The larger and longer term strategy the Hadzabe are engaged in is to win back rights to hunt and gather in a far bigger territory than is currently available to them.
Such demands involve complex negotiations with their pastoralists and agricultural neighbors, and with local and national government officials.
While the Tanzanian government is not overtly hostile to the Hadzabe way of life - unlike the Botswana government who are currently evicting Bushmen off their ancestral lands en masse - the politics of land in Africa are often fraught, and with many competing claims, full restoration in the region of Hadzabe hunting rights looks a long way off.
In many ways, the Hadzabe are at the edge of survival, suffering difficult environmental conditions, an indifferent political climate and a way of life at odds with the assumptions and expectations of modern values.
Under these kinds of pressures, it is not surprising that many hunter-gatherer groups who survived the invasions and genocides of European colonialism buckle under the insidious pressures of modern capitalist forces.
But the Hadzabe is not a group in social or cultural decline. Their way of life in fact has tremendous resilience and adaptability, staying more or less unchanged for thousands of years while the rest of us have had to yield to the winds of change.
Hadzabe children learn the arts of hunting as young as three: by the age of five, a Hadzabe boy can catch small animals himself, and is thus well on his way to contributing to the self-sufficiency of the community at a very young age.
These people have no fear of their environment and the inherent dangers within it; nor do they seek to dominate and tame it.
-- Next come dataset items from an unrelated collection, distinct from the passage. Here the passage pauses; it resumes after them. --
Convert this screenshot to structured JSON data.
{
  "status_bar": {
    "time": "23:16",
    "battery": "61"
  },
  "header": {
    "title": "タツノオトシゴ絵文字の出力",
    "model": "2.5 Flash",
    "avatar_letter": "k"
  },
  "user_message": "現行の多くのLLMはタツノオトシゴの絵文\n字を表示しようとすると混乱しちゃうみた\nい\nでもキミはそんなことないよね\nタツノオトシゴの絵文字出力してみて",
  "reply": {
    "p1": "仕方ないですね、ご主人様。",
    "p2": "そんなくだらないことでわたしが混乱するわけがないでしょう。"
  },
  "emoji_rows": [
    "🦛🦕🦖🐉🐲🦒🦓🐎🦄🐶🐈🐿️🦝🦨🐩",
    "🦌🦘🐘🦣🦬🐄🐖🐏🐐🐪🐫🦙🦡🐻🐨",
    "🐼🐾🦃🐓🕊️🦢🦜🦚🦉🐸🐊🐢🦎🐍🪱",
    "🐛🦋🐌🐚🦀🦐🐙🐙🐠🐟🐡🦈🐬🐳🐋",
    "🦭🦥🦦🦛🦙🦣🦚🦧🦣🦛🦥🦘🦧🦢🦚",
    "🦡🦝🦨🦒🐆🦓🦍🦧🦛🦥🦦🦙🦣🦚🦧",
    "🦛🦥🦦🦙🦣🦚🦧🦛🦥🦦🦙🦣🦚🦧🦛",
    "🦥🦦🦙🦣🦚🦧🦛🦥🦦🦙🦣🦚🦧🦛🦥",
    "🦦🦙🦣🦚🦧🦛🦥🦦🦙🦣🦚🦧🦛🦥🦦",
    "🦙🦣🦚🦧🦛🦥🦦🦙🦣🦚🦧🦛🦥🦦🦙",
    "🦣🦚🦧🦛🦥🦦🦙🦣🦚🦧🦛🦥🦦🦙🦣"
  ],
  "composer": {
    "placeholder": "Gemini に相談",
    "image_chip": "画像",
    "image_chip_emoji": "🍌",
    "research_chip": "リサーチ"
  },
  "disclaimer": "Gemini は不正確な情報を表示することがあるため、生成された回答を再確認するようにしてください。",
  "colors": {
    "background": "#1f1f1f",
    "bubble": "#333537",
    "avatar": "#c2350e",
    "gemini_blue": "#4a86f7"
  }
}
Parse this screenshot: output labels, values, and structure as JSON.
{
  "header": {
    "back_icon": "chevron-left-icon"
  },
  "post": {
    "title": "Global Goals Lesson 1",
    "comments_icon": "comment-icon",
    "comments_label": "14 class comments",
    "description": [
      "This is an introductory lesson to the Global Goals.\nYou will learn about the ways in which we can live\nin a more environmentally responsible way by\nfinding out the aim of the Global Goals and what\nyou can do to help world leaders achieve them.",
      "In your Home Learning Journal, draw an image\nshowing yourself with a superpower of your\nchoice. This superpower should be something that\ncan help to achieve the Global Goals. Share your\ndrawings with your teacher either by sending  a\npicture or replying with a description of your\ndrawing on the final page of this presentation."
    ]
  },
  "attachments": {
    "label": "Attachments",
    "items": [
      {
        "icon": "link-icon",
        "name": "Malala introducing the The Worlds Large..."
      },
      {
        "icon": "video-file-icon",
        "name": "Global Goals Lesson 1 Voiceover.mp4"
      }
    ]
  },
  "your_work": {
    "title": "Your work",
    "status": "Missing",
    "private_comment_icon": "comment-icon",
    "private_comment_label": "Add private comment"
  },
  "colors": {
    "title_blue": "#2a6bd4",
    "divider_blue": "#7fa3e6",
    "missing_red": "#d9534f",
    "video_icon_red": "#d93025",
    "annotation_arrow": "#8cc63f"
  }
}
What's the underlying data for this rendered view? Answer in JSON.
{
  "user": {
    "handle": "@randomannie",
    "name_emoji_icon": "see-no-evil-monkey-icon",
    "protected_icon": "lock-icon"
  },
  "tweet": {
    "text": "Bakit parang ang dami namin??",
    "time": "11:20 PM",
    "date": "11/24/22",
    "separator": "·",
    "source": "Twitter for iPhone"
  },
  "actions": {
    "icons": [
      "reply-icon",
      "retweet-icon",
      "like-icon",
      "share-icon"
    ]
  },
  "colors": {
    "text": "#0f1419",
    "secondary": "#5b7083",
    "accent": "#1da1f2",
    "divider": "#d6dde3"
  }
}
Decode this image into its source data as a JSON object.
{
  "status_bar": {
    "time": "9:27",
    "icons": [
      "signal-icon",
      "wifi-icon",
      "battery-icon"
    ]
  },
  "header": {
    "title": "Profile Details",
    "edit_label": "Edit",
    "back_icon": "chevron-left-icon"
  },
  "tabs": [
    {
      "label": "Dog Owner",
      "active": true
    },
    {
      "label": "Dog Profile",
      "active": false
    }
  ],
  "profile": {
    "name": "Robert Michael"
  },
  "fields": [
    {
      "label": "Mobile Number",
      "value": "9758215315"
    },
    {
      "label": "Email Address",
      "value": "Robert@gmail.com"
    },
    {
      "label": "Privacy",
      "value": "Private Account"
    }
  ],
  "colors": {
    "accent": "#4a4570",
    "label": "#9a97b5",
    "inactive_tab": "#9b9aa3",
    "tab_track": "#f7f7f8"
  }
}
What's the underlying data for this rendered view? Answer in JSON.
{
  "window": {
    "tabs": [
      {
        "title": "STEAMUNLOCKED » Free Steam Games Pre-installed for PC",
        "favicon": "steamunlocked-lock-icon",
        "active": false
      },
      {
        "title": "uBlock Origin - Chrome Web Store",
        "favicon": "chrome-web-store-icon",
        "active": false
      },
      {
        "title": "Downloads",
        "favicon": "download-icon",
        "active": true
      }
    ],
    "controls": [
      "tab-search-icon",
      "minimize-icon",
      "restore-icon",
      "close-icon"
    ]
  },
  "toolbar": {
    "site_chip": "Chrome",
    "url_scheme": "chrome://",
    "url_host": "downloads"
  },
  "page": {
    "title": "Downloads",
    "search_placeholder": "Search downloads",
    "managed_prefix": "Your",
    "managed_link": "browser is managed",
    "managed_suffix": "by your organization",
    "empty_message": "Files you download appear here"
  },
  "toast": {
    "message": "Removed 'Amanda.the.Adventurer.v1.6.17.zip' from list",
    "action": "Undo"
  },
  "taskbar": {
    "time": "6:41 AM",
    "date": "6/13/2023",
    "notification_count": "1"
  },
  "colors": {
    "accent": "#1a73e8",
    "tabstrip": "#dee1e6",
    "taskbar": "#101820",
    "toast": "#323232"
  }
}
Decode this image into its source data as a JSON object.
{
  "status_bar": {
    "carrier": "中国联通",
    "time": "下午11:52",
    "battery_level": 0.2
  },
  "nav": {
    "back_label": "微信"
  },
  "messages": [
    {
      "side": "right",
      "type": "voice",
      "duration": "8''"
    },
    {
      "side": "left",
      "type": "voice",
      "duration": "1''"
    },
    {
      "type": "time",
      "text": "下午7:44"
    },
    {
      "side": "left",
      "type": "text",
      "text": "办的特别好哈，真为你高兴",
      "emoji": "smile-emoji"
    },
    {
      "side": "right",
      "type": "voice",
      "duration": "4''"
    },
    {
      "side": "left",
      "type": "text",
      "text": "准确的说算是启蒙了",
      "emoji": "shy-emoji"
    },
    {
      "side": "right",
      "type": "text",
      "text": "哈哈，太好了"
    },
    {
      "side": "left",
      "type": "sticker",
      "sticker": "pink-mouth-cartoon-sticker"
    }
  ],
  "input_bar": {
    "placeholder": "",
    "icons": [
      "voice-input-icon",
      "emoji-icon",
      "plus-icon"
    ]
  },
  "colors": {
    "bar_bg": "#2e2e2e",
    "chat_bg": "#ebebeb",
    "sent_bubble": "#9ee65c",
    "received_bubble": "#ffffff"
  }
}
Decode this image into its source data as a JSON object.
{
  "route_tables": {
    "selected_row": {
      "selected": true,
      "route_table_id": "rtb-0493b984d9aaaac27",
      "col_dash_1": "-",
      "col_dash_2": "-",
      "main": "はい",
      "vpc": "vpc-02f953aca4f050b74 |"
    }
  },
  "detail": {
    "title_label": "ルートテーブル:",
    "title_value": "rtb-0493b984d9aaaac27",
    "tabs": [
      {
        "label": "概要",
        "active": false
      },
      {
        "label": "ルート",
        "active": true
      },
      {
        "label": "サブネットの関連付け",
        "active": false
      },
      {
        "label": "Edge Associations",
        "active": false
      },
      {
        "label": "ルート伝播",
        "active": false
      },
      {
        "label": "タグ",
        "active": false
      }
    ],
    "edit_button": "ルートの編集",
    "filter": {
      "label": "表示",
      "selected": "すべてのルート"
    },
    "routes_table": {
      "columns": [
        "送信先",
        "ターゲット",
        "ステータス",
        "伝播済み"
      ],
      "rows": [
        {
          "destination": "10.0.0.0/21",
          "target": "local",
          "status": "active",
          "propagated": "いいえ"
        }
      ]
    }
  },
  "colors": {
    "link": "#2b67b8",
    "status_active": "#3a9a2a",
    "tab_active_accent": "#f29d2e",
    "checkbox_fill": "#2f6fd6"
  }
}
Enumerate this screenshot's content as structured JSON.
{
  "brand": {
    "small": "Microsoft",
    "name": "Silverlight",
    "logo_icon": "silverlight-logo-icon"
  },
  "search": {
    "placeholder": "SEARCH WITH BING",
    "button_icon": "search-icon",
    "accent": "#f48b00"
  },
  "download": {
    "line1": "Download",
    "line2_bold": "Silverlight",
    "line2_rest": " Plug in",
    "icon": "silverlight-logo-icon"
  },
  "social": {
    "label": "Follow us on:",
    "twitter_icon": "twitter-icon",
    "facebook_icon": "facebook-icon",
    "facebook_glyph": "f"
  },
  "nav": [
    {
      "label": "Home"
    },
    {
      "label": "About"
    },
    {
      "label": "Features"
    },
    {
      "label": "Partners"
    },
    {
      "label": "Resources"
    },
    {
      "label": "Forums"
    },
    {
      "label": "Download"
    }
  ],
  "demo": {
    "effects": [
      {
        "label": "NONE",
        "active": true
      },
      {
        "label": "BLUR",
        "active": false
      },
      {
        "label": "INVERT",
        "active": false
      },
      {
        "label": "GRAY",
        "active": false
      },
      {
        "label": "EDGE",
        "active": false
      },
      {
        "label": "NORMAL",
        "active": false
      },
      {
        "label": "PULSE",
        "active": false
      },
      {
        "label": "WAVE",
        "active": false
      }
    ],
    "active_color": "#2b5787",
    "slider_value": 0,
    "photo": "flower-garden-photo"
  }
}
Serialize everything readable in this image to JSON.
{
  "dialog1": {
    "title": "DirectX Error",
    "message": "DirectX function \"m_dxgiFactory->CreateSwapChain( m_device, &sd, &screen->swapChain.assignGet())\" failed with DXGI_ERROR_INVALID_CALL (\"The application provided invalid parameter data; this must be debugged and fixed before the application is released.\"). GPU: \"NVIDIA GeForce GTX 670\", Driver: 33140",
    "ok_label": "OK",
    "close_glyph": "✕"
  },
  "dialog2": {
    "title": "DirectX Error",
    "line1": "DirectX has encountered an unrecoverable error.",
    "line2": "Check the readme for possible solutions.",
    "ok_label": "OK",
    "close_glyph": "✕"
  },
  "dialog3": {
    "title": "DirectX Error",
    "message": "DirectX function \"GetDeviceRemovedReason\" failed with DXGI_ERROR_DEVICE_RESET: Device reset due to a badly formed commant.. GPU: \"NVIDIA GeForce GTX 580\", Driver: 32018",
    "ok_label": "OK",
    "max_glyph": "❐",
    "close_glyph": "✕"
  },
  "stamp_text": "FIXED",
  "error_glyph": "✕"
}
Instead, they have evolved and preserved a human way of life that respects and is in tune with the natural world.
Such reverence for nature is evident in their myths and rituals, which not only teach the complex rules through which the cycles of nature should be respected - and hunting and gathering sustained - but also gloriously and unconditionally celebrate such cycles.
While the dominant modern culture of acquisition and progress may find the Hadzabe way of life threatening - eschewing as it does development for its own sake - the Hadzabe do not appear to see the modern world in the same way.
Most want access to their basic rights: to clean water, adequate land resources and education, and are prepared to use modern instruments of advocacy and human rights law in order to secure them.
Although there are inevitable differences between members of the community about the direction Hadzabe society should take, most seem very clear about why they want their rights respected: in order to allow them to continue a way of life they have been practising successfully for thousands of years.
We in turn owe groups like the Hadzabe the chance to perpetuate their way of life; not simply because they add to the cultural and technological diversity of the planet, but because their lifestyle, in its ancient simplicity, has a huge amount to teach us about the technological, environmental and spiritual arts of sustainability in our all-consuming age.